Edinburgh: To near-silence the Queen’s coffin journeyed up Royal Mile. Four siblings, united in grief, walked slowly behind, their faces drawn and grim.
Tens of thousands mourners solemnly watched as King Charles III, dressed in ceremonial military uniform, carried a baton presented to him by the late Queen when he became Field Marshal a decade ago. Beside him strolled sister Anne, the Princess Royal, along with Andrew, the Duke of York and Edward, the Earl of Wessex.
The largest crowds seen since the 96-year-old monarch died last Thursday gathered along the Edinburgh high street and at St Giles’ Cathedral, where thousands more mourners will file past the late Queen’s coffin for nearly 24 hours.
The monarch and his siblings later returned to the cathedral to stage a vigil to their late mother. They stood, heads bowed with their backs facing the coffin, as mourners walked past.
It has only been performed once – at the funeral of the Queen Mother in 2002 – since it was first carried out in 1936, when King Edward VIII and his brothers Albert, Henry and George stood by the coffin of their late father, King George V.
Some, including Allison Evans from Derbyshire in a wheelchair, had joined the line 7am – almost 12 hours before they were allowed in. The queue for entry stretched more than a mile, from the historic cathedral to the city’s Meadows park.
As the procession neared the cathedral earlier in the day a sea of hands holding phones in the air tried to capture the moment, while a barking dog momentarily put the police horses on edge. A man yelled “God Save the King” as the coffin passed the Canons’ Gait pub.
Such was the crowd’s focus, former British prime minister Gordon Brown walked past without anyone raising an eyebrow.
At St Giles’ her coffin, draped with the Royal Standard in Scotland and dressed with a wreath of flowers, was placed on a wooden catafalque – a raised platform – for a service celebrating Elizabeth II’s life and her connection to the country.
The Reverend Calum MacLeod welcomed the royal family, “representatives of our nation’s life” and “people whose lives were touched by the Queen in so many unforgettable ways”.
“And so we gather to bid Scotland’s farewell to our late monarch, whose life of service to the nation and the world we celebrate. And whose love for Scotland was legendary.”
Only the Duke of York did not wear a military uniform after his fall from grace. Andrew was obliged to end his public duties in 2019 in the aftermath of a disastrous BBC interview about his friendship with the convicted paedophile Jeffrey Epstein. One man in the crowd was taken away by police when he yelled, “you’re a sick old man” during the procession.
The music at the service incorporated European, Anglican and Scottish material and was drawn from composers such as Bach, Purcell and Tallis.
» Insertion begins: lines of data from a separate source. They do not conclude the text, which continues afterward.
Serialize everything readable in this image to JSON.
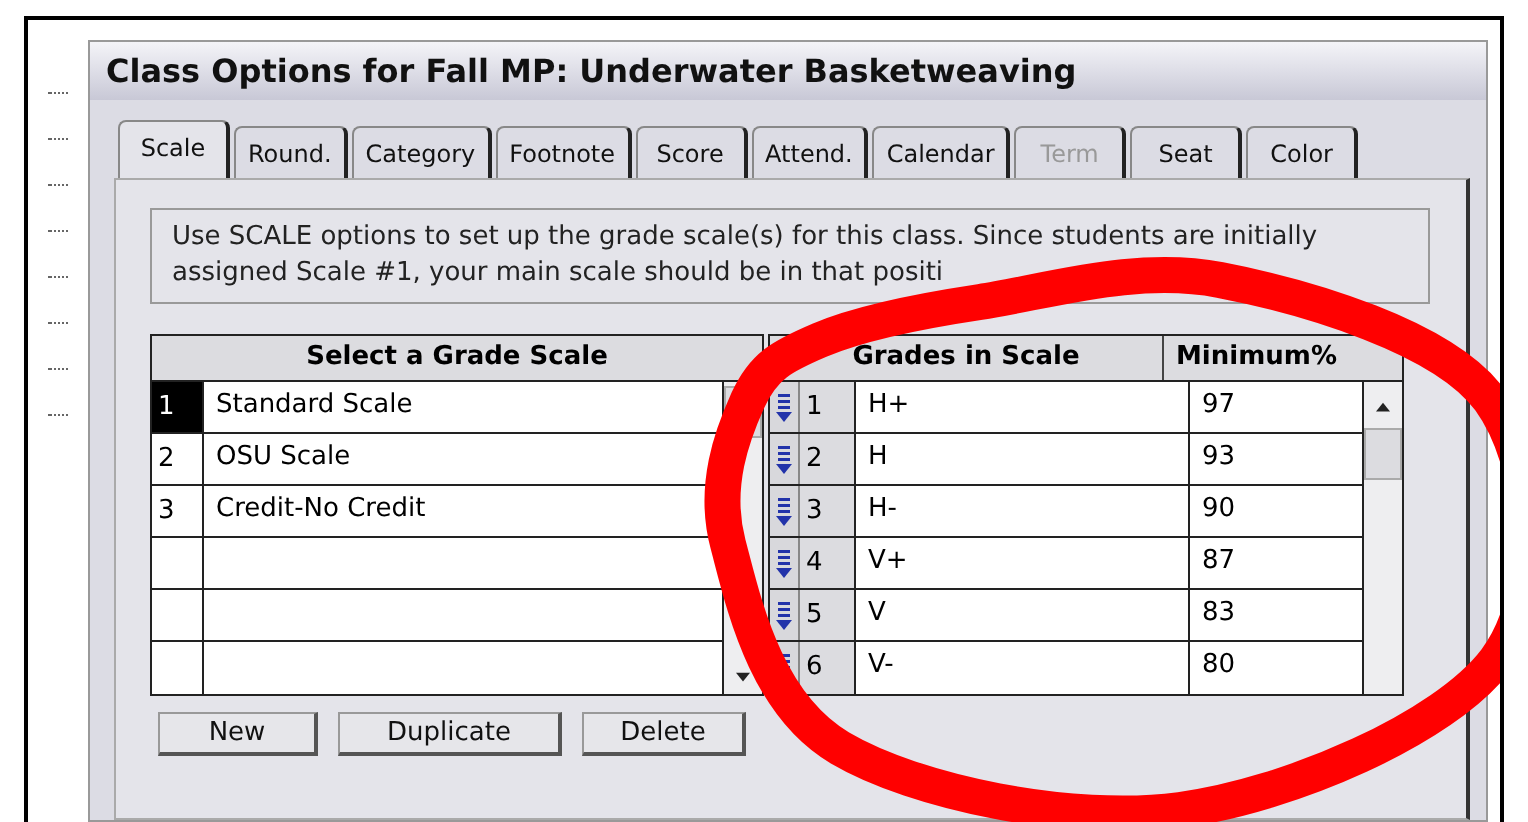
{
  "window": {
    "title": "Class Options for Fall MP: Underwater Basketweaving"
  },
  "tabs": [
    {
      "label": "Scale",
      "selected": true,
      "disabled": false
    },
    {
      "label": "Round.",
      "selected": false,
      "disabled": false
    },
    {
      "label": "Category",
      "selected": false,
      "disabled": false
    },
    {
      "label": "Footnote",
      "selected": false,
      "disabled": false
    },
    {
      "label": "Score",
      "selected": false,
      "disabled": false
    },
    {
      "label": "Attend.",
      "selected": false,
      "disabled": false
    },
    {
      "label": "Calendar",
      "selected": false,
      "disabled": false
    },
    {
      "label": "Term",
      "selected": false,
      "disabled": true
    },
    {
      "label": "Seat",
      "selected": false,
      "disabled": false
    },
    {
      "label": "Color",
      "selected": false,
      "disabled": false
    }
  ],
  "description": "Use SCALE options to set up the grade scale(s) for this class. Since students are initially assigned Scale #1, your main scale should be in that positi",
  "scales": {
    "header": "Select a Grade Scale",
    "rows": [
      {
        "number": "1",
        "name": "Standard Scale",
        "selected": true
      },
      {
        "number": "2",
        "name": "OSU Scale",
        "selected": false
      },
      {
        "number": "3",
        "name": "Credit-No Credit",
        "selected": false
      }
    ]
  },
  "grades": {
    "columns": [
      "Grades in Scale",
      "Minimum%"
    ],
    "rows": [
      {
        "number": "1",
        "grade": "H+",
        "minimum": "97"
      },
      {
        "number": "2",
        "grade": "H",
        "minimum": "93"
      },
      {
        "number": "3",
        "grade": "H-",
        "minimum": "90"
      },
      {
        "number": "4",
        "grade": "V+",
        "minimum": "87"
      },
      {
        "number": "5",
        "grade": "V",
        "minimum": "83"
      },
      {
        "number": "6",
        "grade": "V-",
        "minimum": "80"
      }
    ]
  },
  "buttons": [
    "New",
    "Duplicate",
    "Delete"
  ]
}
The Psalms chosen were among the favourites of the Queen, which her family which had often sung at Crathie Kirk in Balmoral.
Nicola Sturgeon, the Scottish First Minister and fierce advocate for independence, read Ecclesiastes 3:1-15 from the lectern.
“There is a time for everything, and a season for every activity under the heavens,” she said.
The choir followed with William Byrd’s The Souls of the Righteous Are in the Hand of God.
Psalm 23 – often been sung at wedding and funeral services in Scotland – was performed to the tune of Crimond. It was sung at then Princess Elizabeth’s marriage to Prince Philip in 1947.
Camilla, the Queen Consort, wore a diamond thistle brooch – a nod to the Scottish national flower – in a poignant tribute to her late mother-in-law.
Giving the homily, the Right Reverend Dr Iain Greenshields told the congregation the Queen was determined to see her work as a form of service to others, and she maintained that until the end of her life.
“People who were in her company always felt that they were being listened to carefully and attentively and with compassion,” he said.
“She possessed a sharp, intelligent mind with amazing recall, a kindly heart and a gentle sense of humour. She understood the breadth of world affairs and also cared about what happened to all of her people.
“And although sometimes buffeted by events around her, she continued resolutely and cheerfully to fulfil her responsibilities.
“And so today we give thanks not only for the length of her reign but for the qualities she displayed so steadfastly.”
The national anthem, God Save the King, was sung near the end of the service. The King’s wife and siblings could be seen singing as they stood alongside him in front of the coffin.
In a historic address to the Scottish parliament which followed, Charles borrowed the words of the great Scottish poet Robert Burns to describe his mother.
“If I might paraphrase the words of the great Robert Burns, my dear mother was ‘The friend of man, the friend of truth; The friend of Age, and guide of Youth: Few hearts like his with virtue warm’d, Few heads with knowledge so inform’d’.”
The casket will be flown to London on Wednesday, accompanied on an RAF C17 aircraft by the Princess Royal and her husband Vice Admiral Sir Tim Laurence. It will rest in the Bow Room at Buckingham Palace overnight, before a procession to the lying-in-state at Westminster.